Per molti versi, dunque, nulla di nuovo rispetto alla linea pastorale della misericordia, che ha sempre contraddistinto questo pontificato. Sulla scia di San Giovanni XXIII e del Vaticano II, la Chiesa benedice il peccato ma non il peccatore e si sforza di guardare senza pregiudizi ad ogni situazione di disagio e di emarginazione.
Il vero problema, dunque, non è la vicinanza della Chiesa alle persone omosessuali, siano esse ideologizzate o meno. Il nodo essenziale della questione è quanto siano presenti, all’interno delle curie – a partire della Curia vaticana – ‘enclavi’ lgbt in abito talare.
Parliamo di sacerdoti, persino vescovi, che, in maniera quasi sempre opaca, portano avanti i ‘costumi’ omosessuali in ambito ecclesiastico, facendosi – nei casi più estremi – portavoce delle cause lgbt. I preti che, tra il 2015 e 2016, hanno sostenuto apertamente le unioni civili e che oggi sostengono il ddl Zan non sono certo la maggioranza ma la maggior parte dei fedeli italiani ne conosce o ne ha sentito nominare almeno uno.

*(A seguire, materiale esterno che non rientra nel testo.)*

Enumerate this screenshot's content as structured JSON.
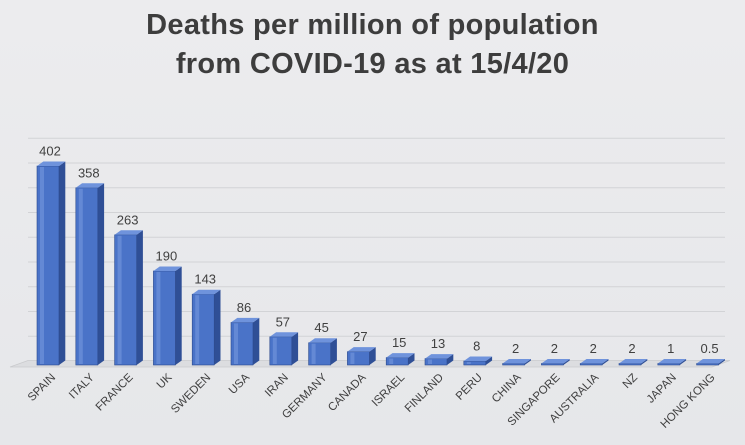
{
  "chart_data": {
    "type": "bar",
    "title": [
      "Deaths per million of population",
      "from COVID-19 as at 15/4/20"
    ],
    "xlabel": "",
    "ylabel": "",
    "categories": [
      "SPAIN",
      "ITALY",
      "FRANCE",
      "UK",
      "SWEDEN",
      "USA",
      "IRAN",
      "GERMANY",
      "CANADA",
      "ISRAEL",
      "FINLAND",
      "PERU",
      "CHINA",
      "SINGAPORE",
      "AUSTRALIA",
      "NZ",
      "JAPAN",
      "HONG KONG"
    ],
    "values": [
      402,
      358,
      263,
      190,
      143,
      86,
      57,
      45,
      27,
      15,
      13,
      8,
      2,
      2,
      2,
      2,
      1,
      0.5
    ],
    "value_labels": [
      "402",
      "358",
      "263",
      "190",
      "143",
      "86",
      "57",
      "45",
      "27",
      "15",
      "13",
      "8",
      "2",
      "2",
      "2",
      "2",
      "1",
      "0.5"
    ],
    "ylim": [
      0,
      450
    ],
    "grid": true,
    "legend": "none",
    "bar_style": "3d-cylinder",
    "colors": {
      "bar_front": "#4a73c8",
      "bar_side": "#2f4f96",
      "bar_top": "#6f93dc",
      "grid": "#d2d3d6"
    }
  }
}
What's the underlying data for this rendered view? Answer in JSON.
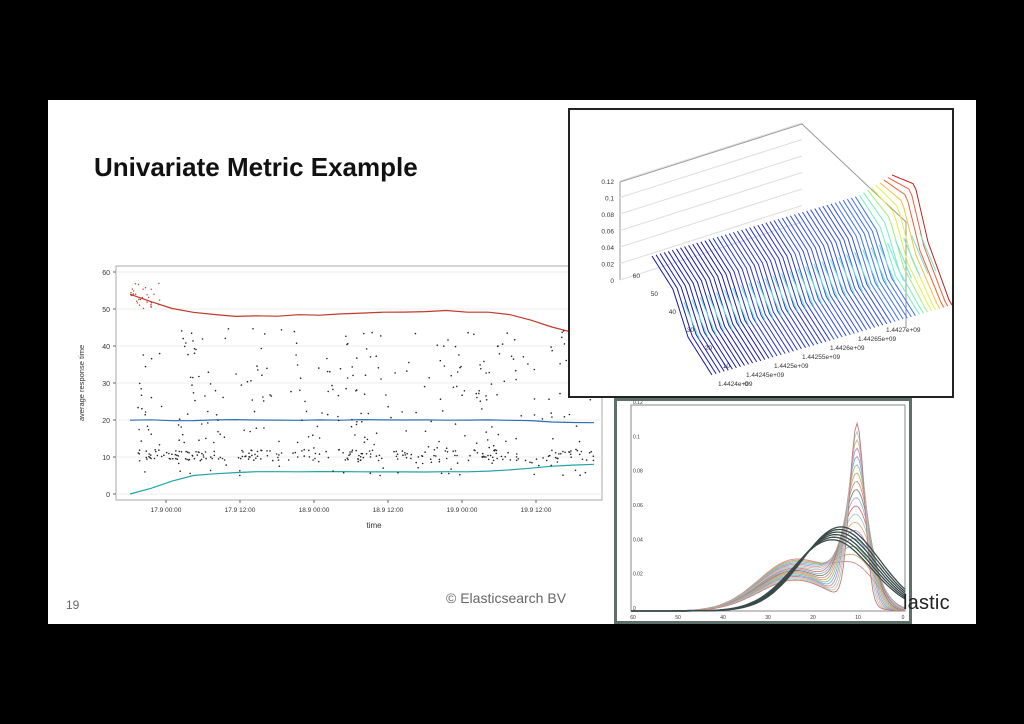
{
  "slide": {
    "title": "Univariate Metric Example",
    "page_number": "19",
    "copyright": "© Elasticsearch BV",
    "brand": "lastic"
  },
  "chart_data": [
    {
      "type": "scatter",
      "xlabel": "time",
      "ylabel": "average response time",
      "ylim": [
        0,
        60
      ],
      "yticks": [
        "0",
        "10",
        "20",
        "30",
        "40",
        "50",
        "60"
      ],
      "xticks": [
        "17.9 00:00",
        "17.9 12:00",
        "18.9 00:00",
        "18.9 12:00",
        "19.9 00:00",
        "19.9 12:00"
      ],
      "series": [
        {
          "role": "upper bound",
          "color": "#c0392b",
          "values": [
            54,
            52,
            50,
            49,
            48.5,
            48,
            48,
            48.2,
            48.5,
            48.3,
            48.6,
            49,
            49.2,
            49,
            49.3,
            49.5,
            49.2,
            49,
            48.5,
            47,
            45,
            43.5,
            43
          ]
        },
        {
          "role": "model mean",
          "color": "#2e6fb5",
          "values": [
            20,
            20,
            19.8,
            19.9,
            20,
            20.1,
            20,
            20,
            19.9,
            20,
            20,
            20.1,
            20,
            20,
            20,
            19.9,
            20,
            20,
            19.9,
            19.8,
            19.5,
            19.3,
            19.3
          ]
        },
        {
          "role": "lower bound",
          "color": "#1fa4a8",
          "values": [
            0,
            1.5,
            3.5,
            5,
            5.5,
            5.8,
            6,
            6,
            6,
            6,
            6,
            6,
            6,
            6,
            6,
            6,
            6,
            6.2,
            6.5,
            7,
            7.5,
            7.8,
            8
          ]
        },
        {
          "role": "observations",
          "color": "#222222",
          "points": "scattered between 5 and 45"
        }
      ]
    },
    {
      "type": "surface",
      "zticks": [
        "0",
        "0.02",
        "0.04",
        "0.06",
        "0.08",
        "0.1",
        "0.12"
      ],
      "yticks": [
        "0",
        "10",
        "20",
        "30",
        "40",
        "50",
        "60"
      ],
      "xticks": [
        "1.4424e+09",
        "1.44245e+09",
        "1.4425e+09",
        "1.44255e+09",
        "1.4426e+09",
        "1.44265e+09",
        "1.4427e+09"
      ]
    },
    {
      "type": "line",
      "ylim": [
        0,
        0.12
      ],
      "yticks": [
        "0",
        "0.02",
        "0.04",
        "0.06",
        "0.08",
        "0.1",
        "0.12"
      ],
      "xticks": [
        "60",
        "50",
        "40",
        "30",
        "20",
        "10",
        "0"
      ]
    }
  ]
}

Il problema della strisciante decadenza dei costumi nelle canoniche e nelle curie non va confuso in toto con la piaga dei preti pedofili ma sarebbe un errore madornale ritenere che le due questioni non si intersechino vicendevolmente. Non tutti i preti omosessuali, cioè, sono necessariamente preti lgbt di stampo ideologico. È però evidente che la quasi totalità dei preti pedofili sono omosessuali, in quanto la stragrande maggioranza delle piccole vittime sono di sesso maschile.
È vero che papa Francesco, nel combattere la piaga pedofila, ha posto l’accento più sul clericalismo che sull’omosessualità dei preti macchiatisi di questa pratica criminale. È altrettanto vero, però, che, in tante occasioni, il pontefice argentino, in linea con la dottrina di sempre, ha condannato senza mezzi termini l’ideologia gender come “colonizzazione ideologica” e “sbaglio della mente umana”.
Quasi tutti, poi, hanno dimenticato che, pochi mesi dopo la sua elezione, nel giugno 2013, da una riunione a porte chiuse con i rappresentanti dei religiosi latinoamericani, Bergoglio fece accenno alla presenza di una “lobby gay in Vaticano”.
Lo scontro epocale sulla natura umana è quindi in atto da molto tempo e, in esso, la Chiesa sta cercando di destreggiarsi con la massima cautela e discrezione. Il confine tra accoglienza del peccatore e assecondamento acritico del peccato è molto labile e anche di questo il Papa è consapevole.